Abstract

The directly observed treatment-short course (DOTS) has been adopted in China's modern tuberculosis (TB) control programme since 1992. However, the case detection rate of TB is far below the global 70% target. The aims of this study are to analyse the healthcare-seeking experiences and economic burden of potential TB patients with more than two weeks of cough in counties with and without a DOTS project and to explore the barriers to access for potential TB patients in rural China. A cross-sectional study using questionnaire interviews was conducted in a DOTS project county (Jianhu) and a non-DOTS county (Funing) in Jiangsu Province.

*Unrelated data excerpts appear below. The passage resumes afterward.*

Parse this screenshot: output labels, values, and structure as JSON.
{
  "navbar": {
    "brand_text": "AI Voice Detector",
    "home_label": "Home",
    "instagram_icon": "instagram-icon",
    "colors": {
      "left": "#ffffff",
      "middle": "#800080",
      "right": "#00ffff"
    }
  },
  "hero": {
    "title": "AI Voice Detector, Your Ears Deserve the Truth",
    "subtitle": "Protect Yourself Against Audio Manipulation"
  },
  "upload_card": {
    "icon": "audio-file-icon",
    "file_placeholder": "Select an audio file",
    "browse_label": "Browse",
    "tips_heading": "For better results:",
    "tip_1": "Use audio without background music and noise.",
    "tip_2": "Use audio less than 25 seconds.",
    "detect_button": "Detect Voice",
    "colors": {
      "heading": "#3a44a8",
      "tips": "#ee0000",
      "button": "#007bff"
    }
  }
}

A total of 1,204 chronic cough hospital patients were interviewed about their care-seeking experiences. The mean patient delays were 34 and 29 days respectively in Jianhu and Funing (p = 0.070). A shorter patient delay was associated with the availability of medical insurance (RR = 1.36, p<0.01). More than 97% of patients sought care in the general health system, rather than in the special TB dispensary. Only 1.8% (Jianhu) and 5.0% (Funing) of the subjects had been sputum smear tested (p<0.001). The average patient's expenditure was CNY346 in Jianhu and CNY256 in Funing (p>0.05). Potential TB patients' access to TB care needs improving under DOTS. The expenses for treatment of cough are a heavy burden for the poor. Since the low-income patients first seek care at village health stations or township hospitals for cough, it is vital to involve the general health system in the DOTS project.